En esta época globalizada es importante ver lo que ocurre en otras partes de América Latina. Para Timochenko y los suyos, comparar su experiencia con la que se desarrolla en algunos países de la región, especialmente en los bolivarianos, es un verdadero revulsivo. No debe ser nada sencillo para ellos que sus teóricos compañeros de ruta se paseen libremente por despachos de suelos alfombrados en lugar de combatir por sus ideales con las armas en la mano en lo más profundo de la selva.

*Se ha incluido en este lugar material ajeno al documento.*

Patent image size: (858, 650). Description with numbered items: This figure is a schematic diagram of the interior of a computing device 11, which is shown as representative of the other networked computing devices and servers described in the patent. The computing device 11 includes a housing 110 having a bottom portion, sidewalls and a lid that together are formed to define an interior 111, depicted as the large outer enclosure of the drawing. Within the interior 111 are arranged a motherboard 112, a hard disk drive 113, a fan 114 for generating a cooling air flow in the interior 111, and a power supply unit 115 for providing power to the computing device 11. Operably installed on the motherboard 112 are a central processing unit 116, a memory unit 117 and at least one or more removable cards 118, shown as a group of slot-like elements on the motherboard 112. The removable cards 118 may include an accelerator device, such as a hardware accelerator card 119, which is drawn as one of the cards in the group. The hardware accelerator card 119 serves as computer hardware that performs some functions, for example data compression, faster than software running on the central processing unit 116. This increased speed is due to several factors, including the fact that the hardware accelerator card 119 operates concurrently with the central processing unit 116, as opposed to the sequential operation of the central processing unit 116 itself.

A esto se suma la presión que Venezuela y Cuba están ejerciendo para acabar con el conflicto colombiano. Desde la perspectiva de Caracas y La Habana no es bueno para su proyecto hegemónico continental que uno de sus aliados sea catalogado internacionalmente de organización terrorista. De ser posible, en estos momentos prefieren la vía electoral y democrática para llegar al poder, aunque luego su comportamiento y respeto por las reglas de juego de la democracia no sea ejemplar.

En este contexto, los estímulos de las dos partes para avanzar en las negociaciones son muy importantes. No se olvide que estamos frente a un proceso que sin duda alguna será lento, complicado y con múltiples avances y retrocesos. Unos y otros tienen mucho que ganar si las conversaciones de paz avanzan, lo que no excluye que en ambos bandos haya enemigos y detractores agazapados. De momento, y el pueblo colombiano así lo siente, toca pensar en la esperanza de lograr algún avance. El problema es que muchos plantean este juego en términos de blanco o negro, de guerra o paz. Sin embargo, como se ha visto en otros procesos similares, los meandros a recorrer antes de llegar a la desembocadura del río pueden ser numerosos y multidireccionales. Por eso no hay que desfallecer a la primera de cambio si no se obtienen rápidamente los resultados esperados.